Aline El Ramy holds a diploma in Medical-Social Assistance from the Lebanese University and a training certificate in music therapy from Ambx Bordeaux. She is a counsellor in alternative care and youth protection, for the association SOS Children's Villages, in Lebanon.


Résumé

Durant les périodes de confinement dues à la Covid-19 et ses variants, il est important de se voir à distance avec un matériel concret. Alors que nous ne pouvons pas toucher ou palper avec d’autres activités artistiques telles que la danse thérapie ou la musicothérapie. Il s’agit pourtant d’agir à l’aide de l’art. Dans ce cadre virtuel, nous travaillons avec les mains en arts plastiques ; l’expérience sensorielle est au cœur de la thérapie. Elle remet en mouvement ce qui s’était figé par l’isolement prolongé, tel que la parole ou encore l’ouïe. Les arts plastiques renforcent la stimulation cérébrale qui créent de nouvelles connexions dans le cerveau. D’où l’importance de l’art-thérapie qui vient remplacer l’expérience traumatisante de la personne par une autre expérience de création, de plaisir et de joie de vivre. A long terme, l’art-thérapie peut modifier le fonctionnement cérébral et donc permet de court-circuiter la transmission transgénérationnelle de traumatismes et de problèmes psychologiques.

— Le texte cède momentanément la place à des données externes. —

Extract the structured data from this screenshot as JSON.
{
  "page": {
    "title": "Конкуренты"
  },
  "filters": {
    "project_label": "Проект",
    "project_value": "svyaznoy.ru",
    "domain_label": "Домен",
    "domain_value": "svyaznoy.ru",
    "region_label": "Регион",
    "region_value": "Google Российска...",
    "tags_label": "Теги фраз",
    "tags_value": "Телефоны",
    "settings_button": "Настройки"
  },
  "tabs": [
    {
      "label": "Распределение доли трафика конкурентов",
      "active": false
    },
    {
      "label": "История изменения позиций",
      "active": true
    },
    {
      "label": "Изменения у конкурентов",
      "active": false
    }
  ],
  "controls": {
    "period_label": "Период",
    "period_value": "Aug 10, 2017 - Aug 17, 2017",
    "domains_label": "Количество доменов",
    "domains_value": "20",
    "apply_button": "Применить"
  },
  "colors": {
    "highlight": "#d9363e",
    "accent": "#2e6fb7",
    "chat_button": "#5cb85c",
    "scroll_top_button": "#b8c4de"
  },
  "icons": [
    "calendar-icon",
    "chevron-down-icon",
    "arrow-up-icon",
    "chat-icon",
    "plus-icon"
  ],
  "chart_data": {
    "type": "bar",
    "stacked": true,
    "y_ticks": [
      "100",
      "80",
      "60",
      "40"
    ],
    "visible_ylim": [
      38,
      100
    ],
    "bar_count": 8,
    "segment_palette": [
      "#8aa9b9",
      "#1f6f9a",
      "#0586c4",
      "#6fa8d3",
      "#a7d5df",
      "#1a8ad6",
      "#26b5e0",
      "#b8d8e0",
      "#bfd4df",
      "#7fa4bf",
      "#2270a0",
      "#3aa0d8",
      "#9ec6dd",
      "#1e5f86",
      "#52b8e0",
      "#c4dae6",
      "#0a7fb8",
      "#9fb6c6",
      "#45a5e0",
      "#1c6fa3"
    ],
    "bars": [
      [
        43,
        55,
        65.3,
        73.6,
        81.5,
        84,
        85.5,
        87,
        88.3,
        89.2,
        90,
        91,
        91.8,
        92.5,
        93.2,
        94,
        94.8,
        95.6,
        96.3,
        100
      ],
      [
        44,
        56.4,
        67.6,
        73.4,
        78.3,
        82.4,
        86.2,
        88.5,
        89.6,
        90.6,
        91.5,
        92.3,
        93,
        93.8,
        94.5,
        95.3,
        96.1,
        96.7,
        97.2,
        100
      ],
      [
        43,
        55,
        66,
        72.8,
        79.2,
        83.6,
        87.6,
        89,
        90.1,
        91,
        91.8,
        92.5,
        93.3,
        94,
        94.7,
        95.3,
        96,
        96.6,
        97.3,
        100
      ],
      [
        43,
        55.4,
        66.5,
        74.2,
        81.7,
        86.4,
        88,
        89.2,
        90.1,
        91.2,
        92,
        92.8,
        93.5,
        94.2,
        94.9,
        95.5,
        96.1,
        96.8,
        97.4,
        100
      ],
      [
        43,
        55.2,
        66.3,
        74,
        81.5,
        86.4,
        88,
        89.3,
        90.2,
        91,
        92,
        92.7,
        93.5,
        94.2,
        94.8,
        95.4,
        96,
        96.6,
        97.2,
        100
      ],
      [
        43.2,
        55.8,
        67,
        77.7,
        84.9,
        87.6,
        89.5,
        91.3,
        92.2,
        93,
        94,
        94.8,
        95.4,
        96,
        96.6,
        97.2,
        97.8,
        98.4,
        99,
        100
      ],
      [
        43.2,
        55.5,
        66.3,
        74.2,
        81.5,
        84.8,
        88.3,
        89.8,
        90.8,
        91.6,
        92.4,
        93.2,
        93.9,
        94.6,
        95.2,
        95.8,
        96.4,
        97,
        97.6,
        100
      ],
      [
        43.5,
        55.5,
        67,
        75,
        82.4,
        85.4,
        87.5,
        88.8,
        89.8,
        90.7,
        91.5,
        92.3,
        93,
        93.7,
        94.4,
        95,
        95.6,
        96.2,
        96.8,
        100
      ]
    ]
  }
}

 Mots clés : Art-thérapie, COVID‑19, Cyberpsychologie, Neuropsychologie, Visio-consultation

Abstract

During periods of confinement due to Covid-19 and its variants, it is important to see each other at a distance with concrete material. While we cannot touch, feel with other artistic activities such as dance therapy or music therapy... But it is about acting with art. In this virtual setting, we work with the hands in art, the sensory experience is at the heart of the therapy. It sets in motion what was frozen by the fear of the virus, such as speech or hearing. The visual arts reinforce the cerebral stimulation that creates new connections in the brain. Hence the importance of art therapy, which replaces the traumatic experience of the person with another experience of creation, pleasure and joy of living. In the long term, art therapy serves to modify brain function and thus helps to cut off the transgenerational transmission of traumas and psychological problems.

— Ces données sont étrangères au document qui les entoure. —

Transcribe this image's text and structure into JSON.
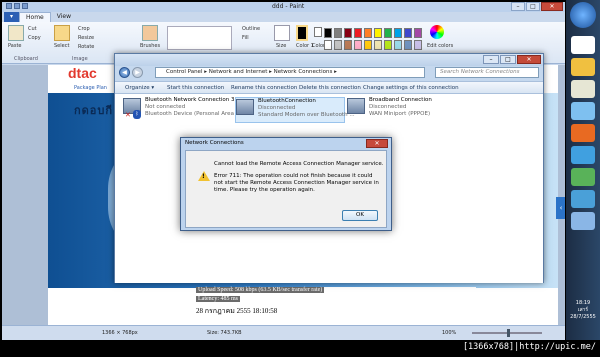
{
  "paint": {
    "title": "ddd - Paint",
    "tabs": [
      "Home",
      "View"
    ],
    "ribbon": {
      "paste": "Paste",
      "cut": "Cut",
      "copy": "Copy",
      "select": "Select",
      "crop": "Crop",
      "resize": "Resize",
      "rotate": "Rotate",
      "brushes": "Brushes",
      "outline": "Outline",
      "fill": "Fill",
      "size": "Size",
      "color1": "Color 1",
      "color2": "Color 2",
      "edit_colors": "Edit colors",
      "clipboard_group": "Clipboard",
      "image_group": "Image"
    },
    "palette": [
      "#000000",
      "#7f7f7f",
      "#880015",
      "#ed1c24",
      "#ff7f27",
      "#fff200",
      "#22b14c",
      "#00a2e8",
      "#3f48cc",
      "#a349a4",
      "#ffffff",
      "#c3c3c3",
      "#b97a57",
      "#ffaec9",
      "#ffc90e",
      "#efe4b0",
      "#b5e61d",
      "#99d9ea",
      "#7092be",
      "#c8bfe7"
    ],
    "status": {
      "dimensions": "1366 × 768px",
      "size": "Size: 743.7KB",
      "zoom": "100%"
    }
  },
  "webpage": {
    "logo": "dtac",
    "package_link": "Package Plan",
    "hero_text": "กดอบกี",
    "upload_speed": "Upload Speed: 508 kbps (63.5 KB/sec transfer rate)",
    "latency": "Latency: 485 ms",
    "timestamp": "28 กรกฎาคม 2555 18:10:58"
  },
  "network_window": {
    "breadcrumb": "Control Panel ▸ Network and Internet ▸ Network Connections ▸",
    "search_placeholder": "Search Network Connections",
    "commands": [
      "Organize ▾",
      "Start this connection",
      "Rename this connection",
      "Delete this connection",
      "Change settings of this connection"
    ],
    "connections": [
      {
        "name": "Bluetooth Network Connection 3",
        "status": "Not connected",
        "device": "Bluetooth Device (Personal Area ..."
      },
      {
        "name": "BluetoothConnection",
        "status": "Disconnected",
        "device": "Standard Modem over Bluetooth ..."
      },
      {
        "name": "Broadband Connection",
        "status": "Disconnected",
        "device": "WAN Miniport (PPPOE)"
      }
    ]
  },
  "error_dialog": {
    "title": "Network Connections",
    "message": "Cannot load the Remote Access Connection Manager service.",
    "detail": "Error 711: The operation could not finish because it could not start the Remote Access Connection Manager service in time. Please try the operation again.",
    "ok_label": "OK"
  },
  "taskbar": {
    "time": "18:19",
    "day": "เสาร์",
    "date": "28/7/2555"
  },
  "watermark": "[1366x768]|http://upic.me/"
}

Keywords: Art-therapy, COVID‑19, Cyberpsychology, Neuropsychology, Vidéo-interview


Introduction

Si l’on part du principe que les arts sont « la neuropsychologie en action » (Zaidel, 2005, p. 6), nous sommes attentives à la plasticité du cerveau et nous travaillons sur les comportements et les habitudes qui peuvent être réappris. Dans un cadre nouveau, nous éprouvons l’ouïe et le toucher, ce qui semble de prime abord impossible en visio-consultation.

Selon Juliet L. King (2019, p. 150), « les art-thérapeutes bénéficient d'une compréhension précise de la base neuronale des effets de l'émotion sur la création artistique et de l'identification de moyens simples pour appliquer cette information dans la pratique clinique quotidienne. »

S’adapter à un cadre différent

Fig 1 - Milho – Un « rato » qui ne rate pas, papiers dessin recyclés, 31 mai 2022

Milho est art-thérapeute et comme il a contracté la Covid, il a éprouvé le besoin de rejoindre l’étude contre l’anxiété due au virus. Pour la dixième séance, il a réalisé un jeu de boîtes pour exprimer son impression d’écran boite. Une boîte dans une boîte, dans une deuxième boîte. « Tout ce qui est télé ou écran est une boîte. Quand on a commencé avec les écrans, c’était comme des boîtes. J’ai donc pris des boîtes ouvertes dans lesquelles je vais rajouter des accessoires. » Les boîtes sont sécurisantes, cadrées et profondes. Avec ses trois boîtes, il a inconsciemment symbolisé l’art-thérapeute, la stagiaire et lui-même, autrement dit la Triade relationnelle.

« Dans un espace virtuel le corps n’y est pas, mais ce n’est pas important. Je suis plutôt allé vers quelque chose d’abstrait. L’absence de corps ne dérange pas. Comme je suis le patient, ça ne me dérange pas, mais quand je suis thérapeute ça me dérange. Ces séances m’ont donné l’opportunité de me sentir mieux et d’être créatif. On est là, dans un espace, dans une boite dans laquelle on peut explorer. Ça bouge beaucoup mais en même temps on peut sortir dès qu’on veut. » Le titre de sa production sera : un « rato » qui ne rate pas. Un oxymore pour exprimer un moment très court mais qui dure longtemps en espagnol. Un bon moment.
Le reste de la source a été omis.